Talkie of the Week: The Third Man
UK 1949, 104 minutes, black & white, British Lion Films. Director: Carol Reed, Written by Graham Greene, Based on a story by Graham Greene, Music by Anton Karas. Cast: Joseph Cotten, Alida Valli, Orson Welles, Trevor Howard
Plot summary: Western pulp writer Holly Martins has arrived in Vienna to meet up with his friend Harry Lime who was found dead shortly before his arrival. By trying to find out what happened to Harry, Martins is being sucked into a spiral of lies and deceit in a city that’s divided by mayhem and the emerging cold war.
Review: Who doesn’t know it, the famous score from The Third Man written and played by Anton Karas on his zither?! A musical theme that’s both entertaining and haunting. One of those famous songs that will never leave you after you’ve seen the movie, after the music drew you deep into the plot and followed you all the way through, from beginning to end. It’s the kind of theme that adds suspense to a story that’s already thrilling. It supports a brilliant cast of actors who know better than only to entertain. They leave us in the dark about their characters, their motivation and fate like they only did in film noir when a melancholy end was still enticing and a happy end not a necessity.
I suppose it would be interesting to watch The Third Man without its score. I must admit I’ve never tried to divide the heart from the soul, because, after all, isn’t that what a good score is all about?! It breathes life into a film to make it make it work beyond the pictures and the words. To make it memorable. I feel that’s how it is with most great films – they have that lasting effect on you because every detail was carefully composed: the cast of actors, the storyline, cinematography and then the music. Together they create a mood, a look, something you will take with you and remember. And in the case of The Third Man, it all starts when that zither starts to play and the credits begin. You are being sucked into the story like Holly Martins is sucked into post-war Vienna and the untimely demise of his friend.

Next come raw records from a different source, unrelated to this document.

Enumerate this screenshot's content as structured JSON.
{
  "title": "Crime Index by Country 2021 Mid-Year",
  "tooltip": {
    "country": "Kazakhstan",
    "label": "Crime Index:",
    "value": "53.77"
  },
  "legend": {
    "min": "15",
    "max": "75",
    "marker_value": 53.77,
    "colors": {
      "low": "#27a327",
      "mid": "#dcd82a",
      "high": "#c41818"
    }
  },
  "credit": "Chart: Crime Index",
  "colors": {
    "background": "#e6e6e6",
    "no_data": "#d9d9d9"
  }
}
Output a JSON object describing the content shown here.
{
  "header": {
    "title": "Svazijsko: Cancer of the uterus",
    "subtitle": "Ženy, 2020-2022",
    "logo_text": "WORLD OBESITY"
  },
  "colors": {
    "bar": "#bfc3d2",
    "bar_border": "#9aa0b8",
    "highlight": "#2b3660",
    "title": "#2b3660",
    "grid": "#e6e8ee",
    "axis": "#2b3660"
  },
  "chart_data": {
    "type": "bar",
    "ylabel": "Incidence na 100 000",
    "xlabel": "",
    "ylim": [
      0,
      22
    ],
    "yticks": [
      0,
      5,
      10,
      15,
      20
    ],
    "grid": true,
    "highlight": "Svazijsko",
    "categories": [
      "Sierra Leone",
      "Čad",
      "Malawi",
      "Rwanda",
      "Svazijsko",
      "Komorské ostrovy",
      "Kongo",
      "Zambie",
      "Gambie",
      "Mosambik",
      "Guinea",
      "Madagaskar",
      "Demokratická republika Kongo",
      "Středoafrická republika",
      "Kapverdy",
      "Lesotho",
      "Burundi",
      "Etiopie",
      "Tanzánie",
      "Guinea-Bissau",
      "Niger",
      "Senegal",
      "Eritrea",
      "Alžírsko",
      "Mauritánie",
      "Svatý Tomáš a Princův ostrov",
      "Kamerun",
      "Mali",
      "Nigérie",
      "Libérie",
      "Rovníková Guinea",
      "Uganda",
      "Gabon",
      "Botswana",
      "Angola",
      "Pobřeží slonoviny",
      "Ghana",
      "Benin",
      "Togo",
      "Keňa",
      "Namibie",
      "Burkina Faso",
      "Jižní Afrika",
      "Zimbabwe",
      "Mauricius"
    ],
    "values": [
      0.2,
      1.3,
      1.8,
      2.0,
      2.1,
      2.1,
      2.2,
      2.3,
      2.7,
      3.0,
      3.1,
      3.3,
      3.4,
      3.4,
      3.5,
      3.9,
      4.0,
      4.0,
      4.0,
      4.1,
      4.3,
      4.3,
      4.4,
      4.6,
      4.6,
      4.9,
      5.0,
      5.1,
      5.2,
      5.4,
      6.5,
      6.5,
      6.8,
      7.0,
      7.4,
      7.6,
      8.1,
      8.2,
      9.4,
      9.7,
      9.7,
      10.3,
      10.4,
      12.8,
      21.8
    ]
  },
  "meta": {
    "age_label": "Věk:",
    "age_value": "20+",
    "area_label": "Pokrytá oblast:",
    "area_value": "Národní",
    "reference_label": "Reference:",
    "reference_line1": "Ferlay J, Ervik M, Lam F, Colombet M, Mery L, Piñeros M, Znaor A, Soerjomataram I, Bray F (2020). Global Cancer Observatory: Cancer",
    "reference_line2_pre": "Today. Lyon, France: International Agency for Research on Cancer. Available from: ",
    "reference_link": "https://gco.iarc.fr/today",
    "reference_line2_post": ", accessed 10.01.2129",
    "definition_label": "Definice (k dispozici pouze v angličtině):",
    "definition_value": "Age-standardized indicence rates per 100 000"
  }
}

We get a glimpse of antebellum Europe, of its history and the people who have survived murder and mayhem, who are tired of questions and betrayal. We meet people who are adapting to their new situation, who have learned to overcome a war and want to forget. We also meet our American hero who doesn’t fit in. Who, like us, doesn’t belong into this world and is trying to understand it. Who is fascinated by a city in a state of division, who is unwilling to accept the boundaries of that reality.
The Third Man will surprise you in many ways. It is clever, exciting and well played. There is also something about the movie I cannot explain. It’s one of those classics people will recommend to you and you may find yourself reluctant to see the reasons for all the praise. All I can say is this: give The Third Man a chance and have a look at it from a fresh, untainted perspective and you may find a gem you keep whistling the score of all day.